Enforcing business tax could bring in millions for Tennessee
The Associated PressOriginally published: January 05. 2010 3:01AM
Last modified: January 06. 2010 2:12PM
NASHVILLE — As Tennessee grapples with budget cuts and declining revenue, state officials say an incentive plan to collect unpaid business taxes, coupled with a tax crackdown, could bring in several million additional dollars each year.
The state took over collections from local clerks this summer and discovered that as many as 100,000 Tennessee businesses had not been paying taxes on gross receipts, many of them for several years.
“What we found was kind of surprising,” Revenue Commissioner Reagan Farr told lawmakers last month.
The Tennessean reports the state is offering to waive penalties if businesses voluntarily register and pay three years of back taxes with interest before being contacted by the state. Companies that wait to be contacted will have to pay six years to 10 years of back taxes plus interest and penalties.
“We are definitely trying to encourage people to talk to their CPA and see whether they're subject to business tax and, if they are, to get into compliance because this is going to be a major focus,” Farr said.
The program is meant to spare the state the expense of finding and auditing businesses that have not paid their taxes.
“Going and auditing people is not the most efficient way to administer a tax,” Farr said in an interview. “We want to make compliance easy.”

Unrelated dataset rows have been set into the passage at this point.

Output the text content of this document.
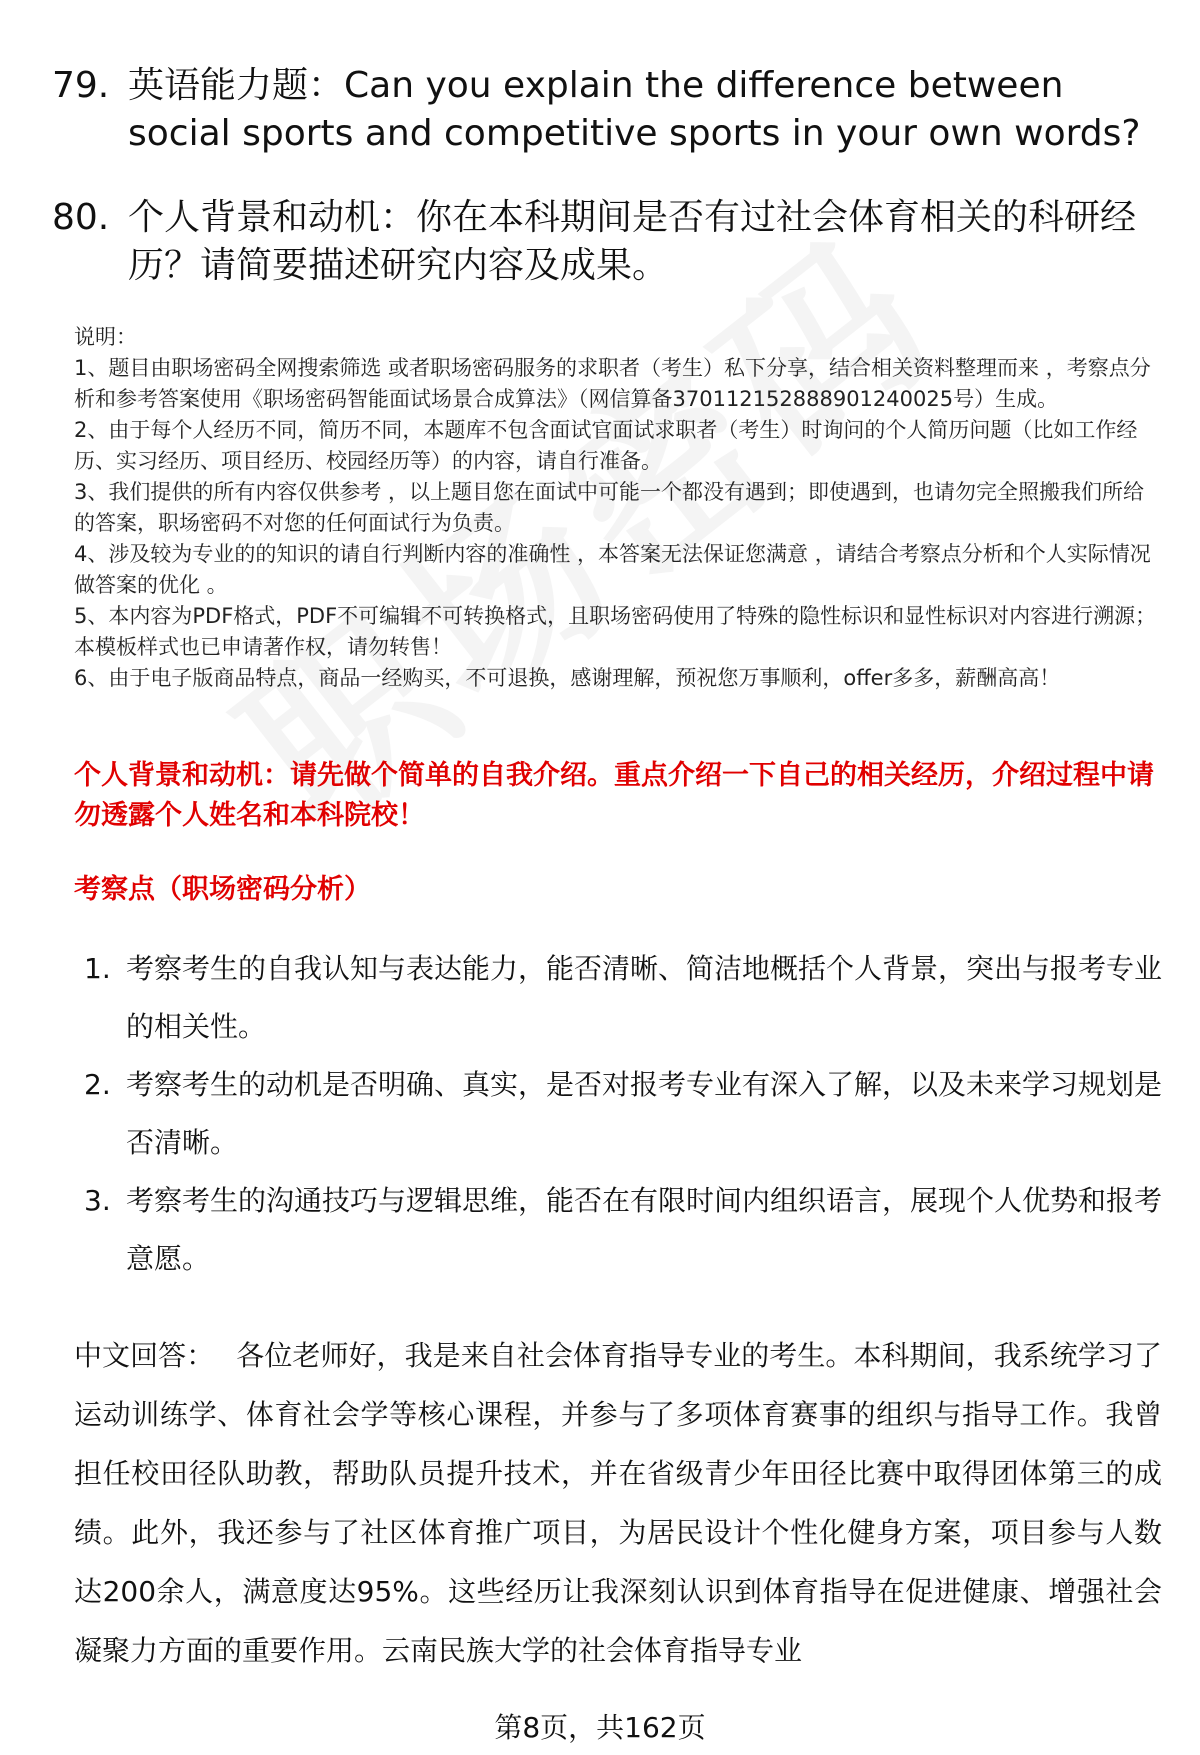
79. 英语能力题：Can you explain the difference between social sports and competitive sports in your own words?
80. 个人背景和动机：你在本科期间是否有过社会体育相关的科研经历？请简要描述研究内容及成果。

说明：

1、题目由职场密码全网搜索筛选 或者职场密码服务的求职者（考生）私下分享，结合相关资料整理而来 ，考察点分析和参考答案使用《职场密码智能面试场景合成算法》（网信算备370112152888901240025号）生成。

2、由于每个人经历不同，简历不同，本题库不包含面试官面试求职者（考生）时询问的个人简历问题（比如工作经历、实习经历、项目经历、校园经历等）的内容，请自行准备。

3、我们提供的所有内容仅供参考 ，以上题目您在面试中可能一个都没有遇到；即使遇到，也请勿完全照搬我们所给的答案，职场密码不对您的任何面试行为负责。

4、涉及较为专业的的知识的请自行判断内容的准确性 ，本答案无法保证您满意 ，请结合考察点分析和个人实际情况做答案的优化 。

5、本内容为PDF格式，PDF不可编辑不可转换格式，且职场密码使用了特殊的隐性标识和显性标识对内容进行溯源；本模板样式也已申请著作权，请勿转售！

6、由于电子版商品特点，商品一经购买，不可退换，感谢理解，预祝您万事顺利，offer多多，薪酬高高！

个人背景和动机：请先做个简单的自我介绍。重点介绍一下自己的相关经历，介绍过程中请勿透露个人姓名和本科院校！
考察点（职场密码分析）
1. 考察考生的自我认知与表达能力，能否清晰、简洁地概括个人背景，突出与报考专业的相关性。
2. 考察考生的动机是否明确、真实，是否对报考专业有深入了解，以及未来学习规划是否清晰。
3. 考察考生的沟通技巧与逻辑思维，能否在有限时间内组织语言，展现个人优势和报考意愿。
中文回答： 各位老师好，我是来自社会体育指导专业的考生。本科期间，我系统学习了运动训练学、体育社会学等核心课程，并参与了多项体育赛事的组织与指导工作。我曾担任校田径队助教，帮助队员提升技术，并在省级青少年田径比赛中取得团体第三的成绩。此外，我还参与了社区体育推广项目，为居民设计个性化健身方案，项目参与人数达200余人，满意度达95%。这些经历让我深刻认识到体育指导在促进健康、增强社会凝聚力方面的重要作用。云南民族大学的社会体育指导专业
第8页，共162页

The program applies to the business tax on gross receipts, and the amount collected varies depending on the type of business. The gross receipts tax is separate from both the franchise and excise tax and the sales tax, which have long been administered by the state.
Because the amount paid by individual businesses varies widely, it is difficult to predict how much state revenues will increase once the gross receipts tax is enforced.
A survey by the National Federation of Independent Business found that most of its members pay $200 to $800 annually. That suggests the program could bring in several million dollars. It comes at a time when the state is planning cuts of 6 percent to 9 percent in most departments to deal with declining tax revenue.